Outside at the judging rings and enclosures – where Northern accents predominated – the frequency of the showers left the ladies in high heels and flowery hats at a decided disadvantage beside the landed gentlewomen in raincoats and stout goloshes . High-stepping trotting ponies, their manes done up in wonderful beribboned topknots, recreated some aristocratic pre-1914 scene, the Lord Lieutenant’s progress through “Ulysses” perhaps, and the children high on their mounts, kept up the illusion that one had stepped back through the looking glass into a pre-Connolly age.

A typist who misheard the phrase “high-yield dairy cows” one night almost had a charming alternative included in the official report of the Dáil; her version was “high-heeled fairy cows” and this was recalled by the delicately exquisite blonde Jerseys which graced the ring yesterday morning.

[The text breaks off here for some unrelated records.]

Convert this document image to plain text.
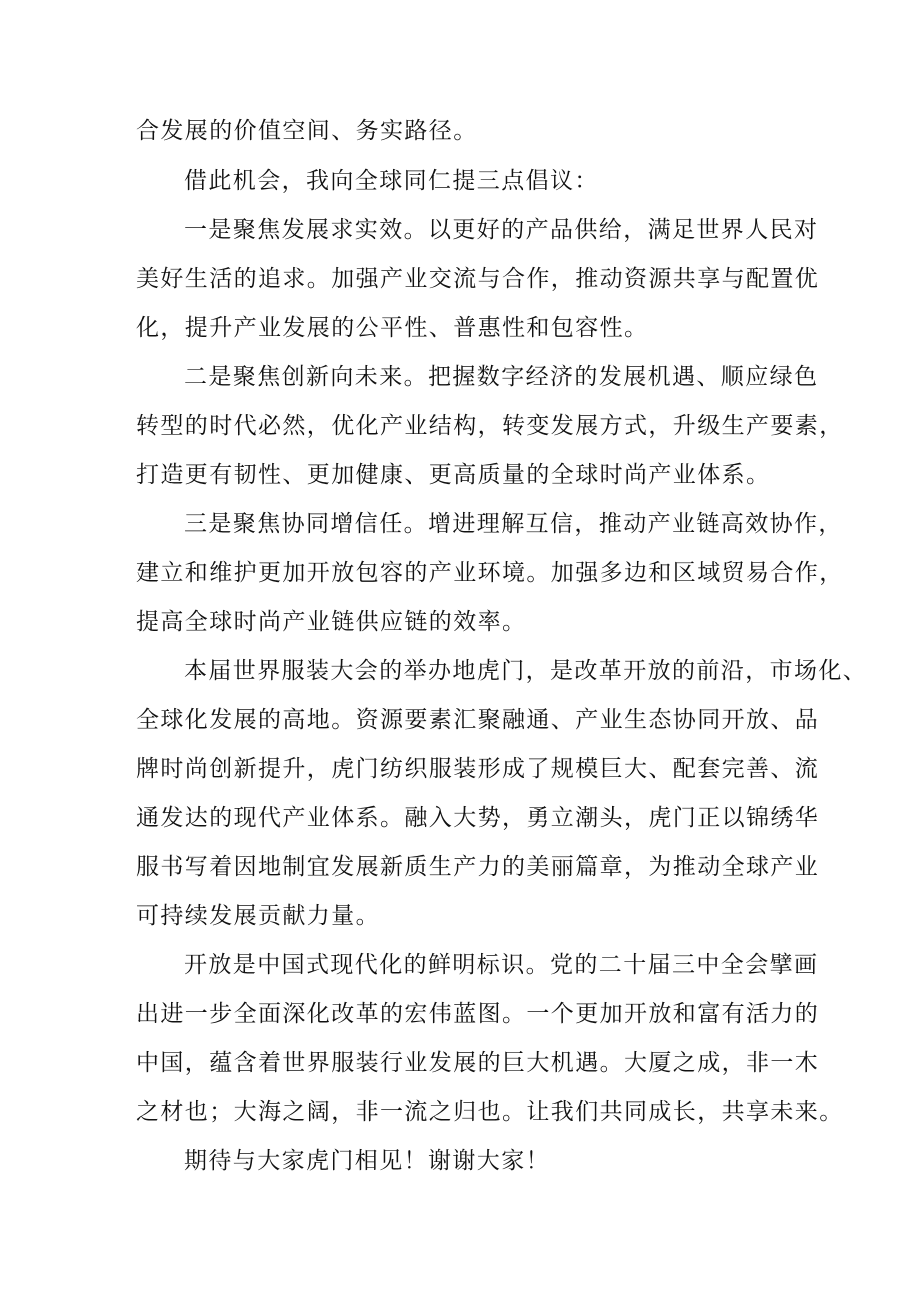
合发展的价值空间、务实路径。
借此机会，我向全球同仁提三点倡议：
一是聚焦发展求实效。以更好的产品供给，满足世界人民对
美好生活的追求。加强产业交流与合作，推动资源共享与配置优
化，提升产业发展的公平性、普惠性和包容性。
二是聚焦创新向未来。把握数字经济的发展机遇、顺应绿色
转型的时代必然，优化产业结构，转变发展方式，升级生产要素，
打造更有韧性、更加健康、更高质量的全球时尚产业体系。
三是聚焦协同增信任。增进理解互信，推动产业链高效协作，
建立和维护更加开放包容的产业环境。加强多边和区域贸易合作，
提高全球时尚产业链供应链的效率。
本届世界服装大会的举办地虎门，是改革开放的前沿，市场化、
全球化发展的高地。资源要素汇聚融通、产业生态协同开放、品
牌时尚创新提升，虎门纺织服装形成了规模巨大、配套完善、流
通发达的现代产业体系。融入大势，勇立潮头，虎门正以锦绣华
服书写着因地制宜发展新质生产力的美丽篇章，为推动全球产业
可持续发展贡献力量。
开放是中国式现代化的鲜明标识。党的二十届三中全会擘画
出进一步全面深化改革的宏伟蓝图。一个更加开放和富有活力的
中国，蕴含着世界服装行业发展的巨大机遇。大厦之成，非一木
之材也；大海之阔，非一流之归也。让我们共同成长，共享未来。
期待与大家虎门相见！谢谢大家！
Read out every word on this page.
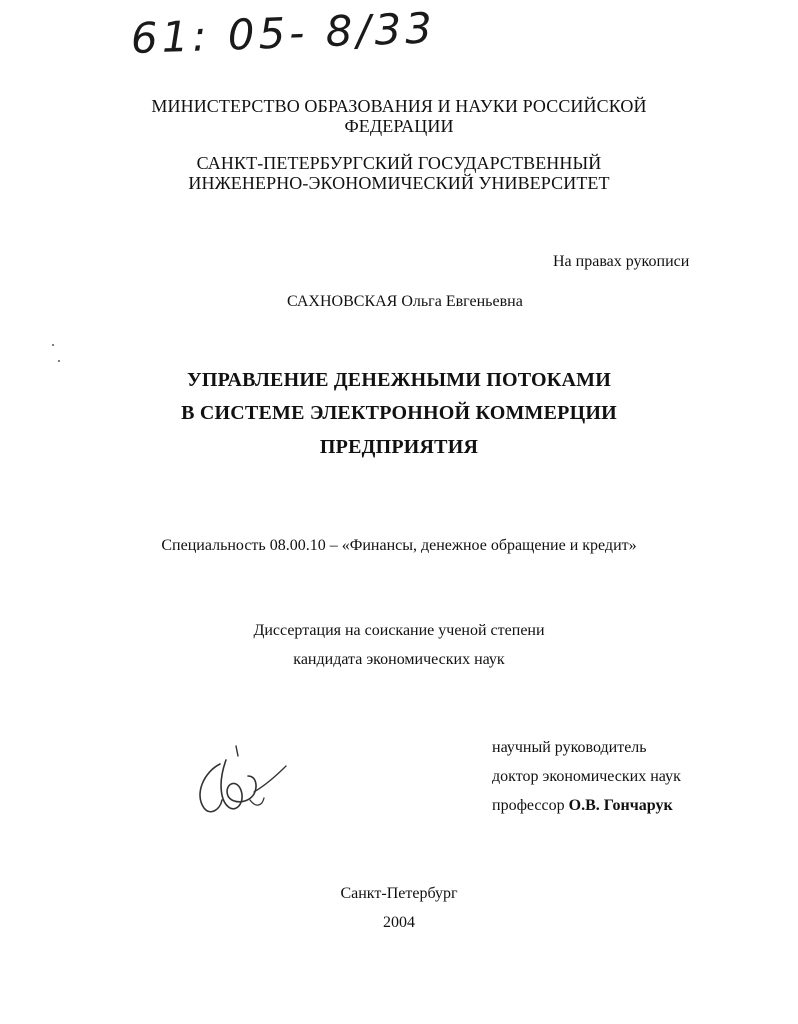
61: 05- 8/33
МИНИСТЕРСТВО ОБРАЗОВАНИЯ И НАУКИ РОССИЙСКОЙ
ФЕДЕРАЦИИ
САНКТ-ПЕТЕРБУРГСКИЙ ГОСУДАРСТВЕННЫЙ
ИНЖЕНЕРНО-ЭКОНОМИЧЕСКИЙ УНИВЕРСИТЕТ
На правах рукописи
САХНОВСКАЯ Ольга Евгеньевна
УПРАВЛЕНИЕ ДЕНЕЖНЫМИ ПОТОКАМИ
В СИСТЕМЕ ЭЛЕКТРОННОЙ КОММЕРЦИИ
ПРЕДПРИЯТИЯ
Специальность 08.00.10 – «Финансы, денежное обращение и кредит»
Диссертация на соискание ученой степени
кандидата экономических наук
научный руководитель
доктор экономических наук
профессор О.В. Гончарук
Санкт-Петербург
2004
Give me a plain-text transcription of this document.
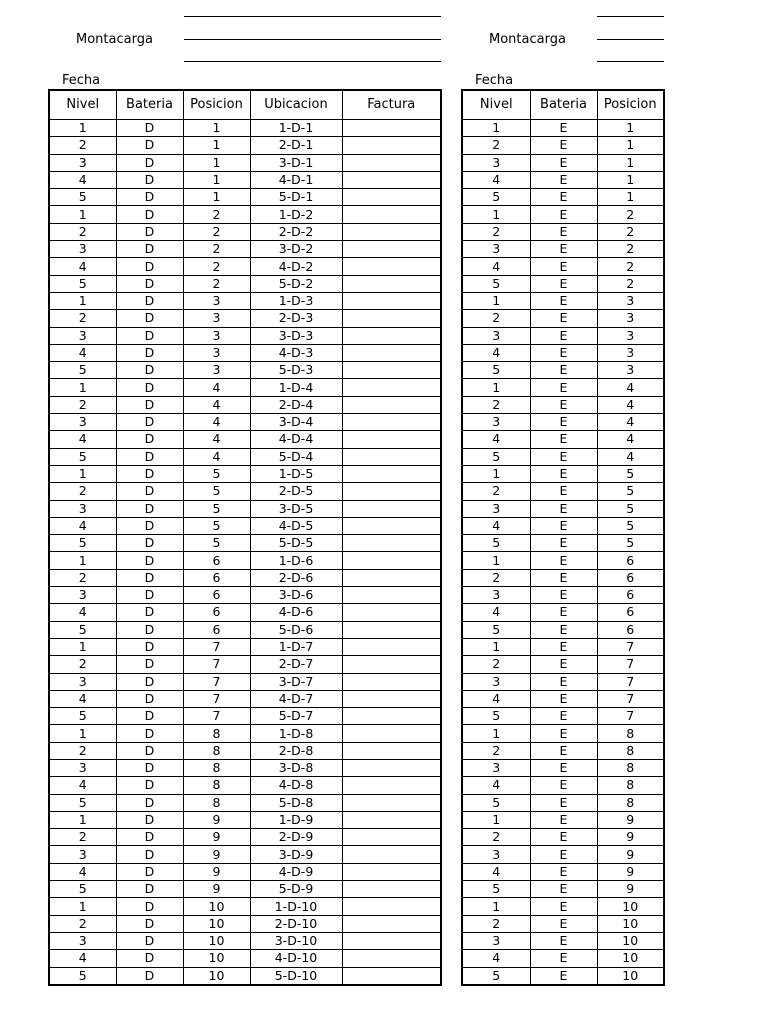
Montacarga
Fecha
Montacarga
Fecha
Nivel	Bateria	Posicion	Ubicacion	Factura
1	D	1	1-D-1	
2	D	1	2-D-1	
3	D	1	3-D-1	
4	D	1	4-D-1	
5	D	1	5-D-1	
1	D	2	1-D-2	
2	D	2	2-D-2	
3	D	2	3-D-2	
4	D	2	4-D-2	
5	D	2	5-D-2	
1	D	3	1-D-3	
2	D	3	2-D-3	
3	D	3	3-D-3	
4	D	3	4-D-3	
5	D	3	5-D-3	
1	D	4	1-D-4	
2	D	4	2-D-4	
3	D	4	3-D-4	
4	D	4	4-D-4	
5	D	4	5-D-4	
1	D	5	1-D-5	
2	D	5	2-D-5	
3	D	5	3-D-5	
4	D	5	4-D-5	
5	D	5	5-D-5	
1	D	6	1-D-6	
2	D	6	2-D-6	
3	D	6	3-D-6	
4	D	6	4-D-6	
5	D	6	5-D-6	
1	D	7	1-D-7	
2	D	7	2-D-7	
3	D	7	3-D-7	
4	D	7	4-D-7	
5	D	7	5-D-7	
1	D	8	1-D-8	
2	D	8	2-D-8	
3	D	8	3-D-8	
4	D	8	4-D-8	
5	D	8	5-D-8	
1	D	9	1-D-9	
2	D	9	2-D-9	
3	D	9	3-D-9	
4	D	9	4-D-9	
5	D	9	5-D-9	
1	D	10	1-D-10	
2	D	10	2-D-10	
3	D	10	3-D-10	
4	D	10	4-D-10	
5	D	10	5-D-10	
Nivel	Bateria	Posicion
1	E	1
2	E	1
3	E	1
4	E	1
5	E	1
1	E	2
2	E	2
3	E	2
4	E	2
5	E	2
1	E	3
2	E	3
3	E	3
4	E	3
5	E	3
1	E	4
2	E	4
3	E	4
4	E	4
5	E	4
1	E	5
2	E	5
3	E	5
4	E	5
5	E	5
1	E	6
2	E	6
3	E	6
4	E	6
5	E	6
1	E	7
2	E	7
3	E	7
4	E	7
5	E	7
1	E	8
2	E	8
3	E	8
4	E	8
5	E	8
1	E	9
2	E	9
3	E	9
4	E	9
5	E	9
1	E	10
2	E	10
3	E	10
4	E	10
5	E	10
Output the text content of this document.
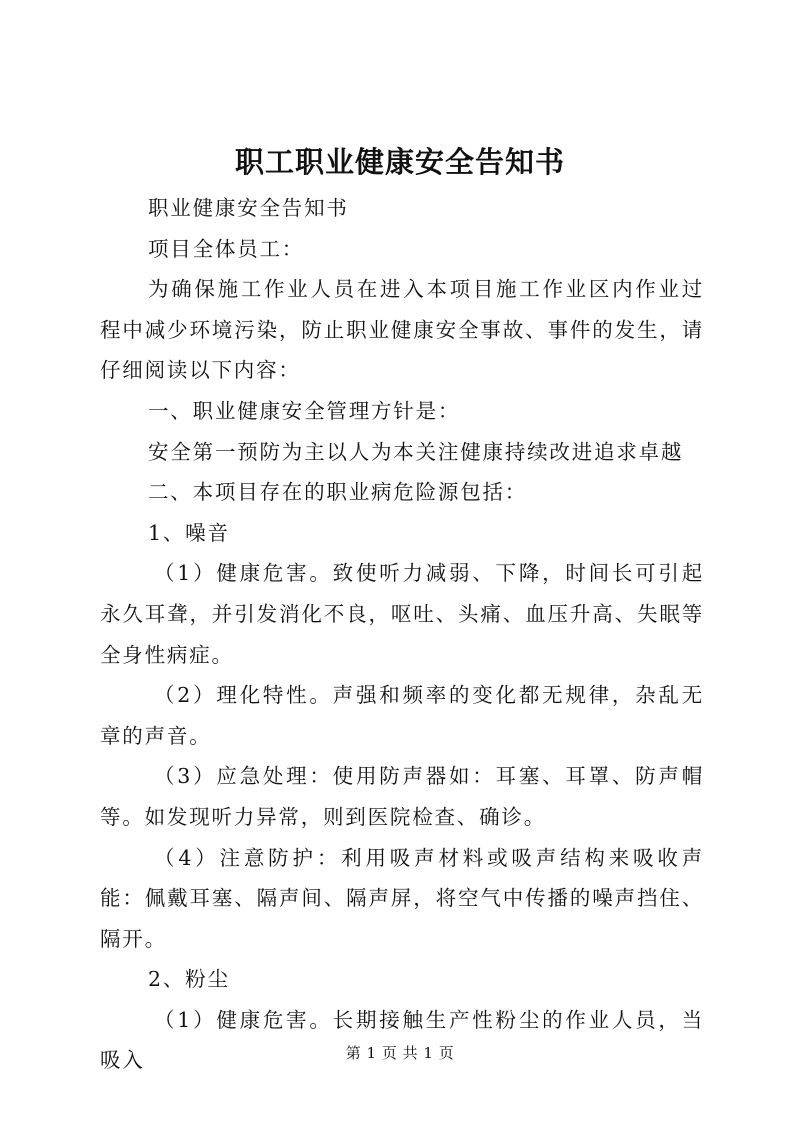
职工职业健康安全告知书

职业健康安全告知书

项目全体员工：

为确保施工作业人员在进入本项目施工作业区内作业过程中减少环境污染，防止职业健康安全事故、事件的发生，请仔细阅读以下内容：

一、职业健康安全管理方针是：

安全第一预防为主以人为本关注健康持续改进追求卓越

二、本项目存在的职业病危险源包括：

1、噪音

（1）健康危害。致使听力减弱、下降，时间长可引起永久耳聋，并引发消化不良，呕吐、头痛、血压升高、失眠等全身性病症。

（2）理化特性。声强和频率的变化都无规律，杂乱无章的声音。

（3）应急处理：使用防声器如：耳塞、耳罩、防声帽等。如发现听力异常，则到医院检查、确诊。

（4）注意防护：利用吸声材料或吸声结构来吸收声能：佩戴耳塞、隔声间、隔声屏，将空气中传播的噪声挡住、隔开。

2、粉尘

（1）健康危害。长期接触生产性粉尘的作业人员，当吸入	第 1 页 共 1 页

This breed has a magical air about it, even their horns are set in a pooky fashion.

Back in the stalls great grooming and burnishing was going on. Majestic Hereford bulls consenting to have their curls brushed into place, their tails looking as if they had been marcelled with old-fashioned curling tongs, were a fine sight.

The pigs all seemed very long indeed. Some slept with that beatific air of total relaxation which only they can achieve: others grunted politely. Among that multitude of spotless, hygienic shampooed and perfumed pigs it was consoling to find one down at the very back, his little eyes rolling madly, who was unrepentantly dirty and uncompromisingly angry.